Elementary, My Dear Dodgson

Holmes and Dodgson/Carroll? It is not terribly surprising that these two 19th-century literary icons with ontological dilemmas* sometimes appear together as dual protagonists in fiction and drama. From novels like In Pursuit of Lewis Carroll (1994), Sherlock Holmes and the Alice in Wonderland Murders (2000), and Sherlock Holmes: The Adventure of the Deadly Illusion (2013), short stories like “The Case of the Detective’s Smile” and “Alimentary, My Dear Watson” from Sherlock Holmes in Orbit (1995), through Sherlock Through the Looking-Glass (2013), a play, these two have been amusingly intertwined.

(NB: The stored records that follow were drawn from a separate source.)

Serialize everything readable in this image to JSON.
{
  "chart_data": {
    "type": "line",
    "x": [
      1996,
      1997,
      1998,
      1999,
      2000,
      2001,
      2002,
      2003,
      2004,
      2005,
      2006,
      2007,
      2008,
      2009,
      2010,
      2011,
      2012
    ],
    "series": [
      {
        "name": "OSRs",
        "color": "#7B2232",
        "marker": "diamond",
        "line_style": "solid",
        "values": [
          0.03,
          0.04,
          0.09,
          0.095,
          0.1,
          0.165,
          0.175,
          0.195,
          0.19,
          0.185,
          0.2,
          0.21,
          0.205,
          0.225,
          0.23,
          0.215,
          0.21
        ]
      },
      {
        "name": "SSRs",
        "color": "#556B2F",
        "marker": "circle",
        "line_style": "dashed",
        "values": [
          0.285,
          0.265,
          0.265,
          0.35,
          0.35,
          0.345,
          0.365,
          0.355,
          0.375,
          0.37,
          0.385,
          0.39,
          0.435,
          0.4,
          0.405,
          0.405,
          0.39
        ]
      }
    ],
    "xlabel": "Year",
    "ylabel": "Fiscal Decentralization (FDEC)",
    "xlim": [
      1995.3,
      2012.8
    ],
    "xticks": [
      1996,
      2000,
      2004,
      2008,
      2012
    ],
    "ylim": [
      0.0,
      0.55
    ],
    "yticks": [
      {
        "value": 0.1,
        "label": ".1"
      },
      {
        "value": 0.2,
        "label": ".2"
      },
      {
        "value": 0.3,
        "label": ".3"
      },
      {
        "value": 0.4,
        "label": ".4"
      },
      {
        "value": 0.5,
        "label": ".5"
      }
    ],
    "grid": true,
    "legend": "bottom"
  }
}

A new novel joins the fray: Sherlock Holmes and the Adventure of the Grinning Cat by Joseph W. Svec III. “When the Cheshire Cat, the White Rabbit, and the Mad Hatter turn up at 221-B Baker Street to enlist the help of Sherlock Holmes in locating Alice, who is missing from Wonderland, and Lewis Carroll himself, who is also nowhere to be found, there begins an adventure more stranger and curious than anything Sherlock ever encountered.” The book will be reviewed in an upcoming Knight Letter.

* Sherlockians insisting on treating him as having actually existed, and, at least in the latter part of his life, Dodgson’s denial that he was Carroll (if not he, who?).